Opposite was the view of consumers associations. Guillermo Beltra, digital team policy officer at BEUC, the main consumers group in the EU said: “Net neutrality is as close as it gets to being the issue of our times for the internet. We are reassured to see MEPs say equitable internet provision must be realised."

"It is in no-one’s interest to see overt control of internet traffic speeds and access pass too far into the hands of Europe’s handful of network operators. Net Neutrality is the buffer against such a scenario. It’s also a bulwark against a future ‘two-tier’ internet of consumers paying premiums to access certain services or operators prioritising their own content while degrading the speed of competitors.

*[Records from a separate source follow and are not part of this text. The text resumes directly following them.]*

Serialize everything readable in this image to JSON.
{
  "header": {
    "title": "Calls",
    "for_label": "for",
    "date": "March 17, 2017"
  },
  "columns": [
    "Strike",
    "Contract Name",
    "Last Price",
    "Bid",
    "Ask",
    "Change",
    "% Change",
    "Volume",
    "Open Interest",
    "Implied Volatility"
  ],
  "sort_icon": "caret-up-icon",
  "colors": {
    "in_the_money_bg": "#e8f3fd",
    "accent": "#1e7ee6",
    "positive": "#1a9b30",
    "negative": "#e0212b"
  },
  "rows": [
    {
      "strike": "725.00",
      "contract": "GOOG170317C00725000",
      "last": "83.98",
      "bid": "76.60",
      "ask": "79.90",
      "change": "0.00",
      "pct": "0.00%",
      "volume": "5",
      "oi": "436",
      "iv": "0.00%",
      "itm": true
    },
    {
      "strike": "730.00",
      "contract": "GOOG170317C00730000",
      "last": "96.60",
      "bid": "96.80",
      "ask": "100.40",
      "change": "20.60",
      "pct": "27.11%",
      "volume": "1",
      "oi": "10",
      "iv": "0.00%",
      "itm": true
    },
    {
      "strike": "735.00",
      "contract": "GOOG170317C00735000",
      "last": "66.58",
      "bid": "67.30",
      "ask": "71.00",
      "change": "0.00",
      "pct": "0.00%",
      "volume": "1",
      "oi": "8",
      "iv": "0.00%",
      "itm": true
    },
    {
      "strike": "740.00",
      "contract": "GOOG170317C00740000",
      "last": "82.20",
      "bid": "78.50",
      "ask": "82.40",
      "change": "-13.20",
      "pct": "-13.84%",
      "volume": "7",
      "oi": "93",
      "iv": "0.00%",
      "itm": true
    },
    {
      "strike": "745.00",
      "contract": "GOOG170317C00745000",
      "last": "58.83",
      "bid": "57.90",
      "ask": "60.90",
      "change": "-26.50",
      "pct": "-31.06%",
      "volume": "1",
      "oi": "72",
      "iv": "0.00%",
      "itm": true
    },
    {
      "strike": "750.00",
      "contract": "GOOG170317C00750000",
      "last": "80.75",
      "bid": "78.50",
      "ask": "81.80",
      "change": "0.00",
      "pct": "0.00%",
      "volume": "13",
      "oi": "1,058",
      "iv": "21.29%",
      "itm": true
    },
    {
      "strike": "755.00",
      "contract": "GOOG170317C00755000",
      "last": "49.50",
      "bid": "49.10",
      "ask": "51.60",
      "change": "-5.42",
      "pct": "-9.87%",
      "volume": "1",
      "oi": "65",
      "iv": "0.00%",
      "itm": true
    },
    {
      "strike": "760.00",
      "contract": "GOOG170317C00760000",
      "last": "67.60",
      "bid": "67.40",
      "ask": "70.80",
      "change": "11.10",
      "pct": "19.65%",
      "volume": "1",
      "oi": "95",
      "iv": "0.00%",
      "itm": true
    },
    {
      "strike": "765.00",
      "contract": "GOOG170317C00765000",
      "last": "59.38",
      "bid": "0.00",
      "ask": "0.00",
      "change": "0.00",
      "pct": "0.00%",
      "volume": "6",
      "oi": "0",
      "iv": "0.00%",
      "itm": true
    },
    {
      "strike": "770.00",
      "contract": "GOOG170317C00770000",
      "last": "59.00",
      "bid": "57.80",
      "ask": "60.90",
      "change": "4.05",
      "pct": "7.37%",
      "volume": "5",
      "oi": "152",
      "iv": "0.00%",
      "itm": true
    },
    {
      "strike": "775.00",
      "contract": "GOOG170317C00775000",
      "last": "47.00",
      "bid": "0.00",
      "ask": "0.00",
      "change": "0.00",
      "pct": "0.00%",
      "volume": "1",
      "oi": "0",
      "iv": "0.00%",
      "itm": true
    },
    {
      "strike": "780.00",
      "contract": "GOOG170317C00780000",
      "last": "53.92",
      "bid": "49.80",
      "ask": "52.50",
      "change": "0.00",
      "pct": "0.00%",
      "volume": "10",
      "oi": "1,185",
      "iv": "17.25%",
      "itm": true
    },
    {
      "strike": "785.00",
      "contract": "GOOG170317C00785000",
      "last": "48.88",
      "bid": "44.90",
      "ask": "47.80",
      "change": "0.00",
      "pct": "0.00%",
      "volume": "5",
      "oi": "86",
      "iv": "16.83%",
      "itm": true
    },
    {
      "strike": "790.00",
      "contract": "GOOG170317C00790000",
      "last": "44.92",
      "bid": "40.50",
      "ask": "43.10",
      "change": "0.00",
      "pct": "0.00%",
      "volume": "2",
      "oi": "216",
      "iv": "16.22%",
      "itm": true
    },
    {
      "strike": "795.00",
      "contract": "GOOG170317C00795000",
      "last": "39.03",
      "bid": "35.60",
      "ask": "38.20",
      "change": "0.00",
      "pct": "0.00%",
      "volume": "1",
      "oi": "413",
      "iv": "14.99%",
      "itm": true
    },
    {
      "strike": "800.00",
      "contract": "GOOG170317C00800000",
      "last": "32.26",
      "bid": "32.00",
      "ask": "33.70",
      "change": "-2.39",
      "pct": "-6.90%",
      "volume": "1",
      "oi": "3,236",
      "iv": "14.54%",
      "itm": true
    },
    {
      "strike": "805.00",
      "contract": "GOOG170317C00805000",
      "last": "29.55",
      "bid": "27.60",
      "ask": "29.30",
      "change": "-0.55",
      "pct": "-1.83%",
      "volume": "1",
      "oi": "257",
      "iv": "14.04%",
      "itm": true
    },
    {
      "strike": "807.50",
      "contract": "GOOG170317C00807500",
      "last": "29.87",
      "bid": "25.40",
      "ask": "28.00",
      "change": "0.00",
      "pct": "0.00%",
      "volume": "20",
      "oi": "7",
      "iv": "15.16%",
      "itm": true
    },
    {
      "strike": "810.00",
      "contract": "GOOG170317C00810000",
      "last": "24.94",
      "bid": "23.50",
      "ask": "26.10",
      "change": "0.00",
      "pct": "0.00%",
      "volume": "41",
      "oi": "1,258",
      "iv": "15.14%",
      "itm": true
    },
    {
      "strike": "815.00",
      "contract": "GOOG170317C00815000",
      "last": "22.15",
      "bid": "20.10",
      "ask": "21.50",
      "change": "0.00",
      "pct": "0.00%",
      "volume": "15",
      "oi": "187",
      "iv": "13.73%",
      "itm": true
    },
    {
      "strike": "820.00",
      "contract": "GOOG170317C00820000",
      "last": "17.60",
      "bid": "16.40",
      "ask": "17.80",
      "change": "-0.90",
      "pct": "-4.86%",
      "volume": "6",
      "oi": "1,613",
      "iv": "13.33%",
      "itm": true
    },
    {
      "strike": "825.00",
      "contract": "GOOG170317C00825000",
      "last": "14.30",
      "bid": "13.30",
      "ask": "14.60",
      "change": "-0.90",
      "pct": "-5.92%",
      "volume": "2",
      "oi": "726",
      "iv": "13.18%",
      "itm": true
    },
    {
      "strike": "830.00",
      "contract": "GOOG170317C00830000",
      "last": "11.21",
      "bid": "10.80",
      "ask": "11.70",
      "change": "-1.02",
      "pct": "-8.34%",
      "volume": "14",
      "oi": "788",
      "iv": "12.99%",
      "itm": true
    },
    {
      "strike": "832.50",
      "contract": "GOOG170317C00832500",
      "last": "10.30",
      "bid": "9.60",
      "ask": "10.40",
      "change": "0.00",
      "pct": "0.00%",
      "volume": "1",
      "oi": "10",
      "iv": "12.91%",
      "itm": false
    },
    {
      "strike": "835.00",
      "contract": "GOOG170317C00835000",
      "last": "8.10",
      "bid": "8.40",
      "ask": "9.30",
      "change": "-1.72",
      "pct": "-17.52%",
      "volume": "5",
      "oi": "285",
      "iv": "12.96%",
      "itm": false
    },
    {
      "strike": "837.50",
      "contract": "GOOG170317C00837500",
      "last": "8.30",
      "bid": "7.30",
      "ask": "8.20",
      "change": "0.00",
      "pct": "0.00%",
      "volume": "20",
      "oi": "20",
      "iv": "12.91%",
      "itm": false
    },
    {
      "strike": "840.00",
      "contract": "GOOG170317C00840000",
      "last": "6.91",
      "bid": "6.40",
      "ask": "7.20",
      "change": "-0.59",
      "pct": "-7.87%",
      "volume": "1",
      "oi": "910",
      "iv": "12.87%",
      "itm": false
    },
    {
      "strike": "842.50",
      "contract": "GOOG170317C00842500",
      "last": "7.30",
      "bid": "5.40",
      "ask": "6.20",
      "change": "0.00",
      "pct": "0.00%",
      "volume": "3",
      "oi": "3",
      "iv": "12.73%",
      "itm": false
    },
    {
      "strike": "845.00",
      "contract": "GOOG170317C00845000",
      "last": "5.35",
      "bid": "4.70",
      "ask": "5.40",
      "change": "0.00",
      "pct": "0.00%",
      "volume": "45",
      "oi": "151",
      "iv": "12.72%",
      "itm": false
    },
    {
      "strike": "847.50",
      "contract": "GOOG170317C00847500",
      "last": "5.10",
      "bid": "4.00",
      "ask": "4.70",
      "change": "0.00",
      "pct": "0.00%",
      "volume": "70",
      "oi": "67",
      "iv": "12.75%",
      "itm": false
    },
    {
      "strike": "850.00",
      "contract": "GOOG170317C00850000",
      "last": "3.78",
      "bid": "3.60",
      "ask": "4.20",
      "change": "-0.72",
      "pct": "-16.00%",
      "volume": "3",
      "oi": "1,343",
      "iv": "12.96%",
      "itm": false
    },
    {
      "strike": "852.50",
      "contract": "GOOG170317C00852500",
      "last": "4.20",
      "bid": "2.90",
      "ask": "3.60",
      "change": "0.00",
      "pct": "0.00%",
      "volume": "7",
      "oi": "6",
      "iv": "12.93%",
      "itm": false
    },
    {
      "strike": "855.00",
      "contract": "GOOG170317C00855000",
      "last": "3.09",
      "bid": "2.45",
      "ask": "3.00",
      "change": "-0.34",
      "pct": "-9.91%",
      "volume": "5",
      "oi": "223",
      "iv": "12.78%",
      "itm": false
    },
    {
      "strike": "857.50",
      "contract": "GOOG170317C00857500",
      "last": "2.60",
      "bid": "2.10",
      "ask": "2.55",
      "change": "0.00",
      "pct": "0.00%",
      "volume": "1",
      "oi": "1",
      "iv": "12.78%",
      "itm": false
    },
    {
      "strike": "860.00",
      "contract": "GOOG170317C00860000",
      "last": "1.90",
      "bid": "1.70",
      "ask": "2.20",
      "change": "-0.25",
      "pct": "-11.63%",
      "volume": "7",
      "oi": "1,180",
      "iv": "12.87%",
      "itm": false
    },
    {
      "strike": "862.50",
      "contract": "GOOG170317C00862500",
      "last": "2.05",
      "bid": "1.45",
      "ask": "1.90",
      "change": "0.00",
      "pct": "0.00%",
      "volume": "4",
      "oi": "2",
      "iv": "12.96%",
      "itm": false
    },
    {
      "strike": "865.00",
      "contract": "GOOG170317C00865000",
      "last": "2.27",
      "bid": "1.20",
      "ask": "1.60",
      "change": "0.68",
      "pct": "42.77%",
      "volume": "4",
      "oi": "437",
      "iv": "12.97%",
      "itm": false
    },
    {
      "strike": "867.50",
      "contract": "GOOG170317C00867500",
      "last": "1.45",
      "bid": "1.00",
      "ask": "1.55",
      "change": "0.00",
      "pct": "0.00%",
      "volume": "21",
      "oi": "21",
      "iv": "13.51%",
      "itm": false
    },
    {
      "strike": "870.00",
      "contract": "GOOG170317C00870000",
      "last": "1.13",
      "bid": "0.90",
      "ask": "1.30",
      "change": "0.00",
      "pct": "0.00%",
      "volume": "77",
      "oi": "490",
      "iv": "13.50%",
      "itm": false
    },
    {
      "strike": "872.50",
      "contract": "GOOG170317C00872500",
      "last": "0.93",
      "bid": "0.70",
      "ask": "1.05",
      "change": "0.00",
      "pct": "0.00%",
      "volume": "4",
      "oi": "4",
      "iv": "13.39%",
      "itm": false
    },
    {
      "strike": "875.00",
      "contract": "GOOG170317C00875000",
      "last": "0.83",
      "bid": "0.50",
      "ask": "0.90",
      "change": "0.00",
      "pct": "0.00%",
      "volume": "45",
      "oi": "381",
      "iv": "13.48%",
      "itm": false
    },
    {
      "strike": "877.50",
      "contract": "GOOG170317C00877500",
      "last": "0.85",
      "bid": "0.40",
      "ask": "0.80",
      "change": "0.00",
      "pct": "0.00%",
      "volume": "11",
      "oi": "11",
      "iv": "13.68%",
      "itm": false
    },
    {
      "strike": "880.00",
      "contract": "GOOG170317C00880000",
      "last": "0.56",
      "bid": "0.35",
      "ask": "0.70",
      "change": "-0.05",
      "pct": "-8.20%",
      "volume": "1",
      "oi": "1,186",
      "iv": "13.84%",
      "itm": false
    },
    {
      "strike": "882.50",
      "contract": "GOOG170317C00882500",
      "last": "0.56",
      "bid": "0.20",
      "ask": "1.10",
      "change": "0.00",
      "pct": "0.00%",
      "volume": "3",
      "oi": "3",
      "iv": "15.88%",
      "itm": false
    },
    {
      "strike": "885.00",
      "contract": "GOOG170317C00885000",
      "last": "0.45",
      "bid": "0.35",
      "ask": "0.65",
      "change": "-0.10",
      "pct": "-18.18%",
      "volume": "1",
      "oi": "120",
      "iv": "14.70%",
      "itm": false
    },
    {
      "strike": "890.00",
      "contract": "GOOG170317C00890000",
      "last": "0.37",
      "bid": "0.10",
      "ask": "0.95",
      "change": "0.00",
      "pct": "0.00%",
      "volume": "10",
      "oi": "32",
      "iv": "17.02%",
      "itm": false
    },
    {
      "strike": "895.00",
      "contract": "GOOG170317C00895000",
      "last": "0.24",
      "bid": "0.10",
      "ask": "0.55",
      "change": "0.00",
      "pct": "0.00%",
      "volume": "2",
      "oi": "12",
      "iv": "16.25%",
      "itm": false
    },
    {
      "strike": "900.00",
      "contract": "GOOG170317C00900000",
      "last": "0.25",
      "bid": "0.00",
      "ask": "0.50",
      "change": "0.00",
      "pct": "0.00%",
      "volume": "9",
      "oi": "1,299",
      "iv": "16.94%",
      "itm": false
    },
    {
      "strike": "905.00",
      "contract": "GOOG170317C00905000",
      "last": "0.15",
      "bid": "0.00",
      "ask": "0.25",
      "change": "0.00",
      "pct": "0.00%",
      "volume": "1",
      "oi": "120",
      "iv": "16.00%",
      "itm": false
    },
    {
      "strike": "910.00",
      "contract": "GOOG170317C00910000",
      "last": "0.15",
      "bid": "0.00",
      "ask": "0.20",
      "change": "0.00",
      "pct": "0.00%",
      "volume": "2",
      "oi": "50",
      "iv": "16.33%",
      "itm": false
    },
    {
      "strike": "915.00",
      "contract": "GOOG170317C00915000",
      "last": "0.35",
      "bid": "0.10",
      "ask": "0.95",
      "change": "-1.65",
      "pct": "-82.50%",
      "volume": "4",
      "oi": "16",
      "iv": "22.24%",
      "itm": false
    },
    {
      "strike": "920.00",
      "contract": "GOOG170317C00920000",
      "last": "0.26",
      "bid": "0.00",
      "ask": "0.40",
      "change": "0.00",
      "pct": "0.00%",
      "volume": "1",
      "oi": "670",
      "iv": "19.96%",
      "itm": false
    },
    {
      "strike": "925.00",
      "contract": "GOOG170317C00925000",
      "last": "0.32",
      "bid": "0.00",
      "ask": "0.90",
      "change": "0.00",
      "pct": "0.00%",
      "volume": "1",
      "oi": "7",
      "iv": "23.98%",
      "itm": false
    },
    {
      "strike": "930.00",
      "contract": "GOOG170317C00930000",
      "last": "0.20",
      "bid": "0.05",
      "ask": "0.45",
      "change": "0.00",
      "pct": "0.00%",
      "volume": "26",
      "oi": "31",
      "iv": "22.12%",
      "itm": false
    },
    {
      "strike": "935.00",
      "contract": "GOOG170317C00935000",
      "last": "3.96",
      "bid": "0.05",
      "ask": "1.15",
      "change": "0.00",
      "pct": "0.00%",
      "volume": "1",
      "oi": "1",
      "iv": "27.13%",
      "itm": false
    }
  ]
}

Internet traffic management is like a good referee in football – it’s needed in minor emergencies and should otherwise go unnoticed,” he added.

“The European Parliament established the EU as the major global force to protect the freedom of the open internet” said Joe McNamee, Executive Director of European Digital Rights (EDRi), a group of privacy and civil rights organisations.

“The value of the Internet is its openness – the European Commission's efforts to experiment with the freedom of the internet in order to help a small number of companies is dangerous and short-sighted,” he added.

The European Commission proposed last September a wide reform of the telecoms sector intended to kick-start the underperforming European telecoms sector and incentivise investment in ultra-fast broadband networks.

Brussels proposed to create a real single market for telecoms in Europe, since the sector still operates largely on the basis of 28 national markets.

Under the Commission's plan, this should be achieved by ending roaming surcharges for mobile services abroad, better coordinating radio spectrum allocation, protecting the neutrality of the Internet (although granting higher discretionary power to Internet service providers) and raising consumer protection.